Questa regola, che oggi appare come una sorta di “impunità parlamentare”, fu particolarmente rigida nella Costituzione italiana del 1948 per reazione ai soprusi commessi dal fascismo contro i deputati d’opposizione. Una regola giusta in un regime autoritario s’è trasformata in una regola ingiusta in un sistema democratico.
In questa maniera infatti, l’accesso al parlamento è diventato un’àncora di salvezza per i trasgressori della legge, una sorta di via di fuga per coloro che intendono sottrarsi ad un giusto processo.
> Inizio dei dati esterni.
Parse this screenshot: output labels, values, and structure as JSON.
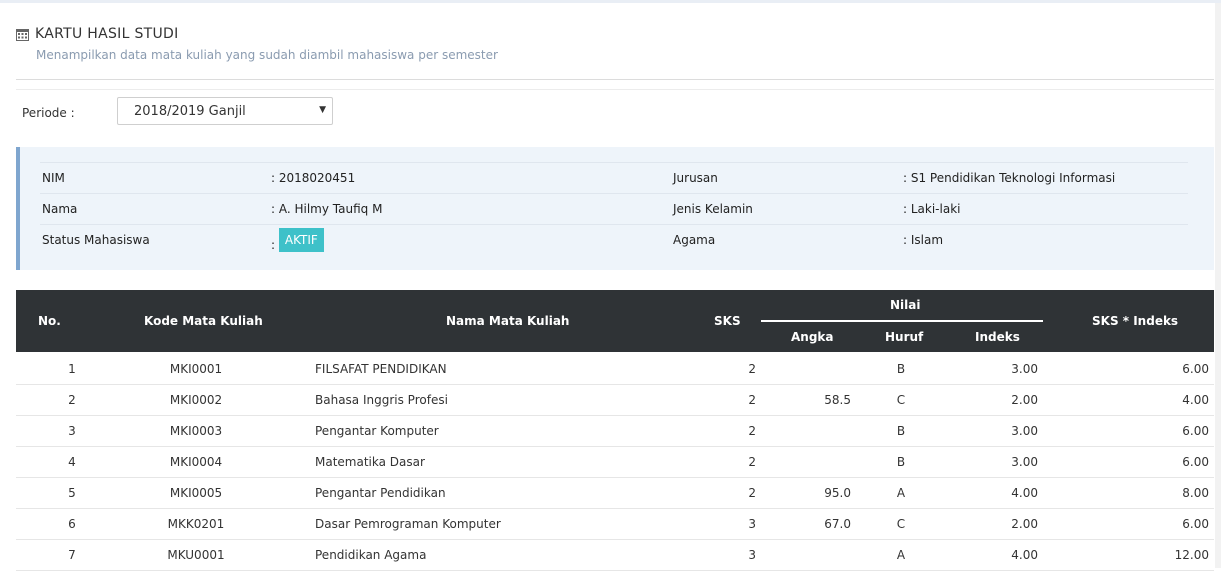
{
  "header": {
    "title": "KARTU HASIL STUDI",
    "subtitle": "Menampilkan data mata kuliah yang sudah diambil mahasiswa per semester",
    "icon": "calendar-icon"
  },
  "periode": {
    "label": "Periode :",
    "selected": "2018/2019 Ganjil",
    "arrow": "▼"
  },
  "student": {
    "nim_label": "NIM",
    "nim_value": ": 2018020451",
    "nama_label": "Nama",
    "nama_value": ": A. Hilmy Taufiq M",
    "status_label": "Status Mahasiswa",
    "status_prefix": ":",
    "status_value": "AKTIF",
    "jurusan_label": "Jurusan",
    "jurusan_value": ": S1 Pendidikan Teknologi Informasi",
    "jk_label": "Jenis Kelamin",
    "jk_value": ": Laki-laki",
    "agama_label": "Agama",
    "agama_value": ": Islam"
  },
  "table": {
    "headers": {
      "no": "No.",
      "kode": "Kode Mata Kuliah",
      "nama": "Nama Mata Kuliah",
      "sks": "SKS",
      "nilai": "Nilai",
      "angka": "Angka",
      "huruf": "Huruf",
      "indeks": "Indeks",
      "total": "SKS * Indeks"
    },
    "rows": [
      {
        "no": "1",
        "kode": "MKI0001",
        "nama": "FILSAFAT PENDIDIKAN",
        "sks": "2",
        "angka": "",
        "huruf": "B",
        "indeks": "3.00",
        "total": "6.00"
      },
      {
        "no": "2",
        "kode": "MKI0002",
        "nama": "Bahasa Inggris Profesi",
        "sks": "2",
        "angka": "58.5",
        "huruf": "C",
        "indeks": "2.00",
        "total": "4.00"
      },
      {
        "no": "3",
        "kode": "MKI0003",
        "nama": "Pengantar Komputer",
        "sks": "2",
        "angka": "",
        "huruf": "B",
        "indeks": "3.00",
        "total": "6.00"
      },
      {
        "no": "4",
        "kode": "MKI0004",
        "nama": "Matematika Dasar",
        "sks": "2",
        "angka": "",
        "huruf": "B",
        "indeks": "3.00",
        "total": "6.00"
      },
      {
        "no": "5",
        "kode": "MKI0005",
        "nama": "Pengantar Pendidikan",
        "sks": "2",
        "angka": "95.0",
        "huruf": "A",
        "indeks": "4.00",
        "total": "8.00"
      },
      {
        "no": "6",
        "kode": "MKK0201",
        "nama": "Dasar Pemrograman Komputer",
        "sks": "3",
        "angka": "67.0",
        "huruf": "C",
        "indeks": "2.00",
        "total": "6.00"
      },
      {
        "no": "7",
        "kode": "MKU0001",
        "nama": "Pendidikan Agama",
        "sks": "3",
        "angka": "",
        "huruf": "A",
        "indeks": "4.00",
        "total": "12.00"
      }
    ]
  },
  "colors": {
    "badge": "#3ec1c9",
    "table_header": "#2f3336",
    "panel_bg": "#eef4fa",
    "panel_accent": "#7fa6cf"
  }
}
Finché resta in carica il parlamentare ha tutti gli strumenti per gestire al meglio la propria situazione a delinquere: un supporto economico considerevole, la possibilità di una sua rielezione e, soprattutto, la possibilità di incidere con una legge ad personam sulla propria posizione nei confronti della giustizia. Di qui l’accusa rivolta ai parlamentari di essere una “casta di intoccabili”.
Che cos’è il voto?
Il voto, specie quello di preferenza per uno specifico candidato, dovrebbe essere una sorta di “patto” tra un elemento forte: il popolo, e un elemento provvisorio: il parlamentare, il cui mandato può essere confermato o revocato.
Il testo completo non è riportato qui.